Do you realize that six teams from each league make the MLB playoffs this season?

Before the Major League Baseball playoffs expanded with divisions and wildcards, there were 10 teams in the American League and 10 in the National League. Only the pennant winners in each league advanced to the World Series. That is two out of 20, meaning that most teams had nothing to play for in August and September. And you think baseball is boring today?

First came adding more franchises in both leagues and expansion to three divisions in each with one wildcard team. Then, eventually, two wildcard teams got to enter the postseason.

This season, those who run Major League Baseball have made the national pastime more exciting than ever.

Besides the three divisional winners in each league, there are now also three wild cards, resulting in almost half of the teams making the playoffs.

So where once it was only 10 percent of the teams in each league, now 6 out of 15 get to battle in the post season to win a pennant and play in the Fall Classic.
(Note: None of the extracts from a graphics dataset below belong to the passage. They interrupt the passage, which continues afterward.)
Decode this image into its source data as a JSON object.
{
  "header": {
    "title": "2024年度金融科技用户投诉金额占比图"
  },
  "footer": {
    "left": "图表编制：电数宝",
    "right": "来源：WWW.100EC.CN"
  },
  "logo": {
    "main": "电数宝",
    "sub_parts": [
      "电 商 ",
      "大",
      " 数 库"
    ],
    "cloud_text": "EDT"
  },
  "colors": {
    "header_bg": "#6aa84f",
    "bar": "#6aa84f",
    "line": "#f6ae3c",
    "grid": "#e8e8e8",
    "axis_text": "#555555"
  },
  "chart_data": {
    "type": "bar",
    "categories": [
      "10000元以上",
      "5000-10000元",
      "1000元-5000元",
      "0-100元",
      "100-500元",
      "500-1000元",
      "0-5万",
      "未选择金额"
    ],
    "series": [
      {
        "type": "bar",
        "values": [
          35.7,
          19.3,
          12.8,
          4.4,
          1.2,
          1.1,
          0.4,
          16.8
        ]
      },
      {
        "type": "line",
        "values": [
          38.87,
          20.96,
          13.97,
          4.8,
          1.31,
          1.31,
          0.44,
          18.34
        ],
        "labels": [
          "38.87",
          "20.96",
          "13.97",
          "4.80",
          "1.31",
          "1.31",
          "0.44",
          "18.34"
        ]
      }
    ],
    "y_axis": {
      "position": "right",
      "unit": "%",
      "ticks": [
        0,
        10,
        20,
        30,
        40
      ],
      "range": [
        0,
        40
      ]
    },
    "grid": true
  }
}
By comparison, that is 40 percent of the teams that began the regular season who get to keep playing into October.

Teams and their fans have much more to play for and reasons to keep coming to the ballpark.
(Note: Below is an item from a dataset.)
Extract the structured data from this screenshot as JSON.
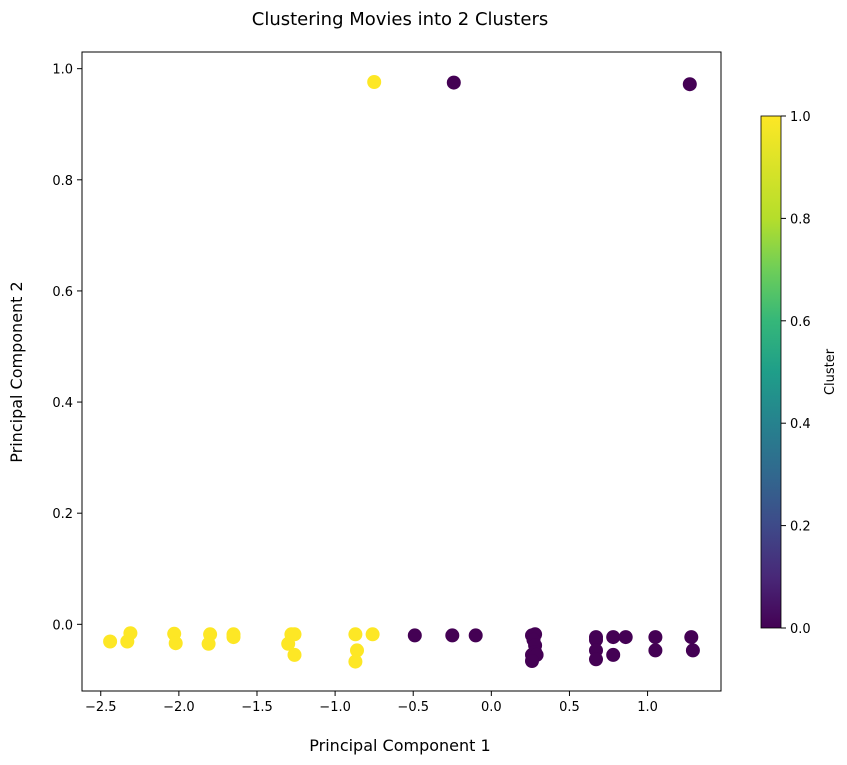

The result is baseball is infinitely more exciting today than it was for the last generation. Ten more fan bases remain engaged in playoff races. While the Yankees and Astros are running away with their divisions, they still have to play their way into the World Series.

It works with seedings set by the divisional winners and the next three teams with the best won-lost records. The two divisional winners with the best records get byes in the first round of the playoffs.

The other four teams are seeded from 3 to 6 and play best-of-three to advance to the second rounds of the divisional playoffs to reach the AL and NL championship series.

So check the records of your favorite teams. They still might be alive for postseason berths when in the past they would be out of the running by now and, as they used to say in Brooklyn, waiting till next year.